In a 5-4 ruling on Tuesday, the United States Supreme Court struck a major blow to a California law that requires anti-abortion pregnancy centers to inform patients about publicly funded abortion and contraception services, according to USA Today. Supporters of the law say they want the centers to be truthful about what they offer and what options are available to patients, but anti-abortion pregnancy centers believe the law violates the free speech of their employees. The Supreme Court's ruling on crisis pregnancy centers Tuesday definitely affects pregnant women, and the case will now be sent to lower courts for further proceedings.
Let's start at the beginning. In 2015, California enacted a law meant to ensure that anti-abortion crisis pregnancy centers do not, either intentionally or unintentionally, mislead patients who visit the centers, according to NPR. It was meant to make sure these centers didn't use "deceptive practices" while informing patients of what they are, and what services they can offer.
The law also meant to combat the issue of lower-income women possibly not being made aware of the free pregnancy-related services the state of California provides, including prenatal care as well as birth control and abortion. The Reproductive FACT (Freedom, Accountability, Comprehensive Care and Transparency) Act requires clinics that don't offer a range of reproductive care — including services that Medicaid covers — to post signage letting the public know that California does provide free or low-cost access to things like prenatal care, birth control, and reproductive care like abortions, NPR reported.
Both those issues directly impact pregnant people. When you're looking for prenatal care, the last thing you want to worry about is whether the facility you're turning to for care is licensed, and offers all the reproductive care options available to you. The point of the FACT Act was to take away some of that uncertainty, especially when it comes to seeking an abortion, because it made sure clinics had to inform their patients that free or low-cost abortions are available to them elsewhere if the clinic doesn't offer the procedure.
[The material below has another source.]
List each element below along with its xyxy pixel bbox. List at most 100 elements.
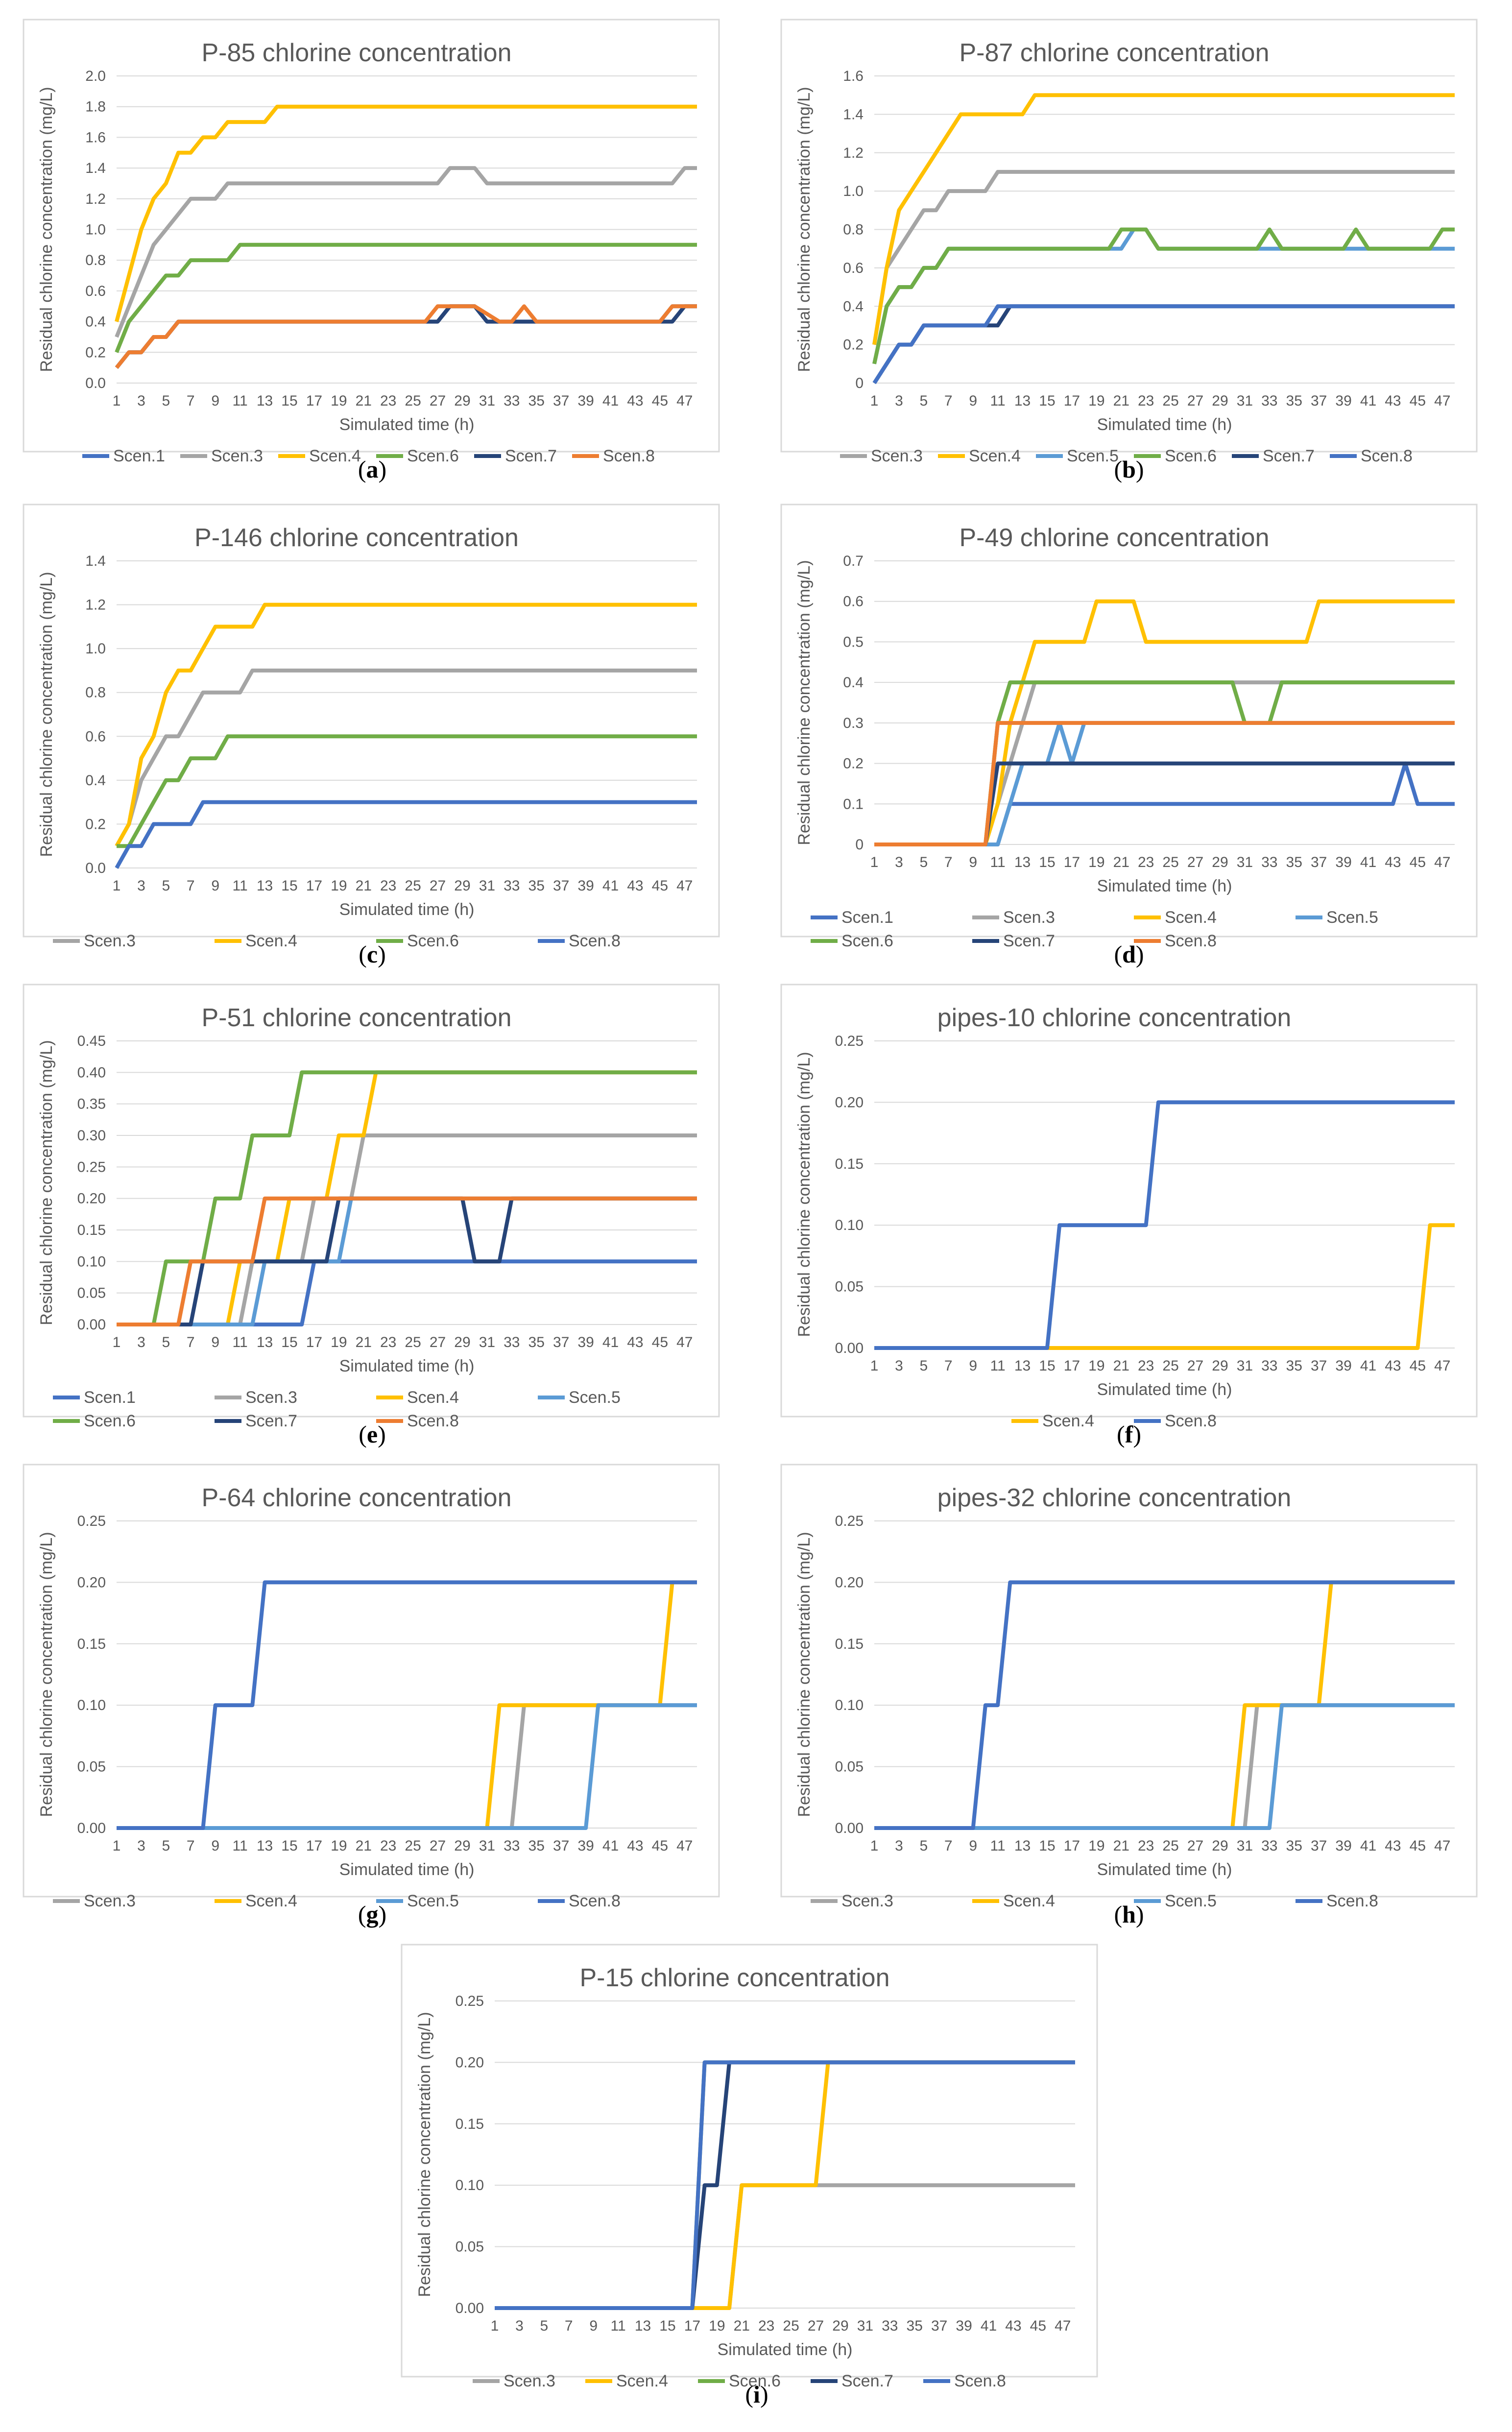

The SCOTUS ruled that the law probably violated First Amendment rights, according to Vox. In addition, the law made it so centers that don't have state medical licenses needed to disclose that fact, and the Court argued that that was also a violation of the centers' constitutional protections, Vox reported. And honestly, that doesn't make a whole lot of sense to me, since crisis pregnancy centers aren't people who are protected under the Constitution.
The four more liberal justices dissented from the Court’s ruling, Vox reported. The ruling directed lower courts to now impose an injunction against the law, though there's a possibility that California might be able to justify parts of the law at some point in the future, Politico reported.
But what happens to pregnant women in the meantime while that's all being worked out? Basically, they don't need to be told, through staff or through signage, in the state of California about their options to end a pregnancy at these crisis pregnancy centers, according to Marie Claire. The centers might have similar names as abortion clinics in the area, and their employees might wear scrubs or white coats, but they might not be licensed medical facilities, even if they might seem to be because they provide services like ultrasounds.
Pregnant women should know every option available to them when they're pregnant, regardless of how staff at crisis pregnancy clinics may feel about the issue. That includes abortion, a legal procedure in the United States that every pregnant person has a right to.
And women should be able to know whether the care they may seek is even available at the facilities they visit for that care. By not disclosing all prenatal care options, and not disclosing what assistance or medical expertise a center can offer to a pregnant person, these centers are creating unnecessary obstacles for pregnant women who deserve all-inclusive care and information.
Justice Stephen G. Breyer, who wrote the dissent, may have said it best when he wrote, according to The Washington Post:
If a state can lawfully require a doctor to tell a woman seeking an abortion about adoption services, why should it not be able, as here, to require a medical counselor to tell a woman seeking prenatal care or other reproductive healthcare about childbirth and abortion services?
The Washington Post also noted that the California legislature claimed some of these crisis pregnancy centers attempt to trick women into thinking they offer contraceptive services, including abortion, and may even delay a woman until it is too late for her to schedule an abortion procedure.
If there's nothing that makes these centers disclose that they don't offer such services, it stands to reason that women may believe that they do until they're already through the door. Or worse, until it's too late for them to get the care that they want and have a right to.
The SCOTUS National Institute of Family and Life Advocates v. Becerra decision regarding crisis pregnancy centers will undoubtedly impact pregnant women. If you're looking for ways to hold crisis pregnancy centers accountable, organizations like Reproaction and NARAL Pro-Choice America can help.